2020: Rethinking Human-Nature Relationships

Source:  The Asia-Pacific Journal | Japan Focus Volume 18 | Issue 16 | Number 6 | Article ID 5455 | Aug 15, 2020

Rethinking Human-Nature Relationships in the Time of Coronavirus:
Postmodern Animism in Films by Miyazaki Hayao & Shinkai Makoto

Shoko Yoneyama

Issues we are confronted with in the age of the Anthropocene, such as climate change, extinction, and the coronavirus pandemic demand a fundamental rethink of human-nature relationships, but at the same time we are faced with a ‘crisis of imagination’, which is highlighted by the paucity of stories or narratives that enable us to fully engage with these issues. We have a ‘climate crisis’ as well as a ‘crisis of culture’ and both derive from the same source: epistemological limitations in the paradigm of modernity. The most problematic limitation is the fact that our social scientific knowledge has blind spots when it comes to nature and spirituality which makes it almost impossible for us to rethink human-nature relationships in a meaningful way.
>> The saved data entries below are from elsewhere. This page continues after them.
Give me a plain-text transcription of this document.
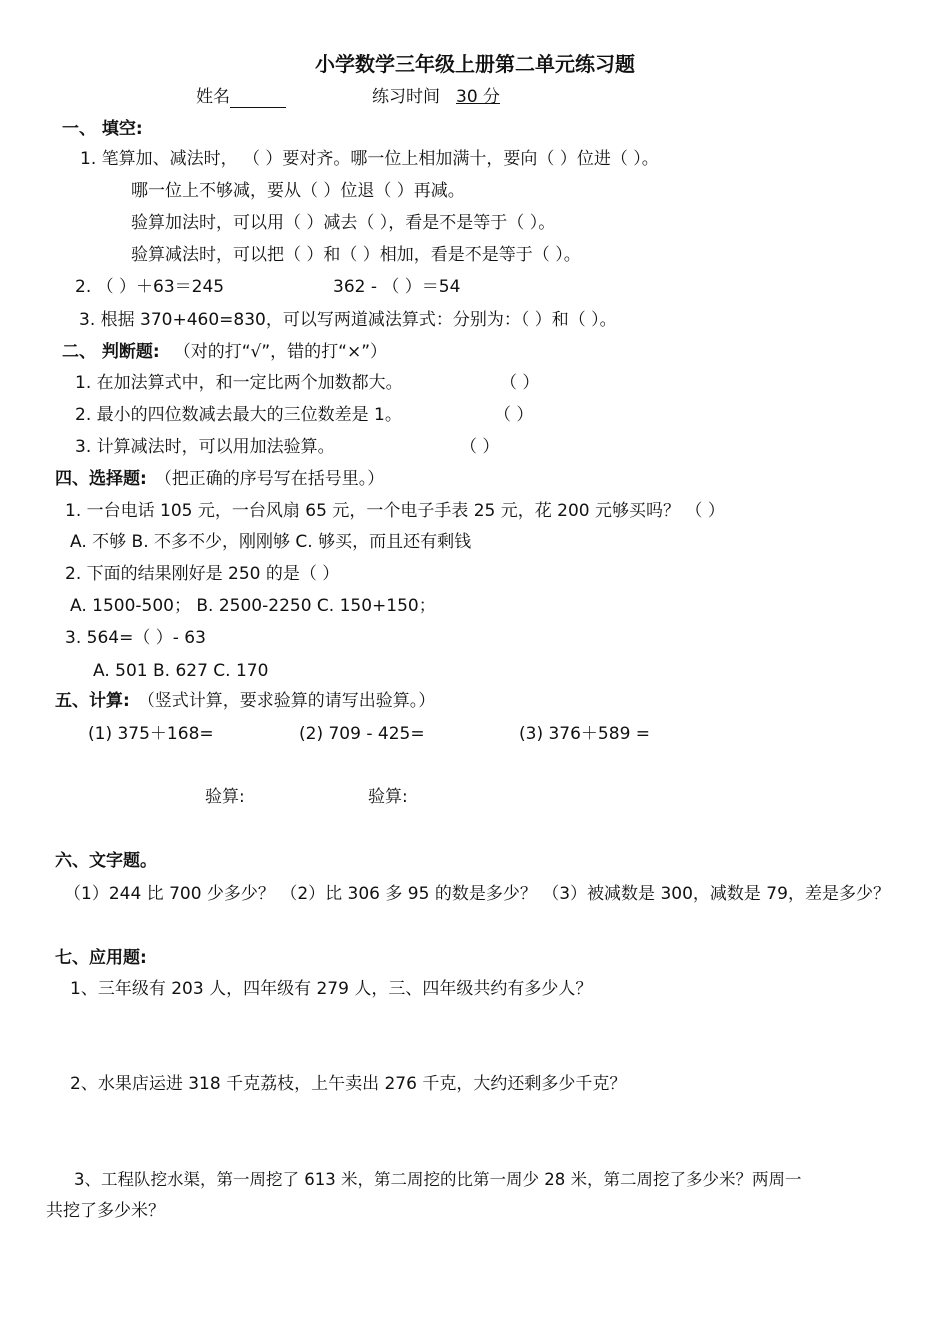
小学数学三年级上册第二单元练习题
姓名	练习时间 30 分
一、 填空:
1. 笔算加、减法时， （ ）要对齐。哪一位上相加满十，要向（ ）位进（ ）。
哪一位上不够减，要从（ ）位退（ ）再减。
验算加法时，可以用（ ）减去（ ），看是不是等于（ ）。
验算减法时，可以把（ ）和（ ）相加，看是不是等于（ ）。
2. （ ）＋63＝245	362 - （ ）＝54
3. 根据 370+460=830，可以写两道减法算式：分别为：（ ）和（ ）。
二、 判断题: （对的打“√”，错的打“×”）
1. 在加法算式中，和一定比两个加数都大。	（ ）
2. 最小的四位数减去最大的三位数差是 1。	（ ）
3. 计算减法时，可以用加法验算。	（ ）
四、选择题: （把正确的序号写在括号里。）
1. 一台电话 105 元，一台风扇 65 元，一个电子手表 25 元，花 200 元够买吗？ （ ）
A. 不够 B. 不多不少，刚刚够 C. 够买，而且还有剩钱
2. 下面的结果刚好是 250 的是（ ）
A. 1500-500； B. 2500-2250 C. 150+150；
3. 564=（ ）- 63
A. 501 B. 627 C. 170
五、计算: （竖式计算，要求验算的请写出验算。）
(1) 375＋168=	(2) 709 - 425=	(3) 376＋589 =
验算:	验算:
六、文字题。
（1）244 比 700 少多少？ （2）比 306 多 95 的数是多少？ （3）被减数是 300，减数是 79，差是多少？
七、应用题:
1、三年级有 203 人，四年级有 279 人，三、四年级共约有多少人？
2、水果店运进 318 千克荔枝，上午卖出 276 千克，大约还剩多少千克？
3、工程队挖水渠，第一周挖了 613 米，第二周挖的比第一周少 28 米，第二周挖了多少米？两周一
共挖了多少米？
Miyazaki Hayao and Shinkai Makoto, however, directly illuminate these blind spots by making nature and spirituality central features in their animation films. This opens up new epistemological and ontological spaces in the hearts and minds of a global audience, making it possible to imagine something new. And that ‘something new’ is ‘postmodern animism’ which emerged from the fusion of a critique of modernity with the intangible cultural heritage of grassroots Japan. Postmodern animism is a philosophy that sees nature as a combination of the life-world and the spiritual-world thus enabling us to engage with climate change and the COVID-19 pandemic in a radically different way. It helps us to conceive a new paradigm that is more suitable for the Anthropocene.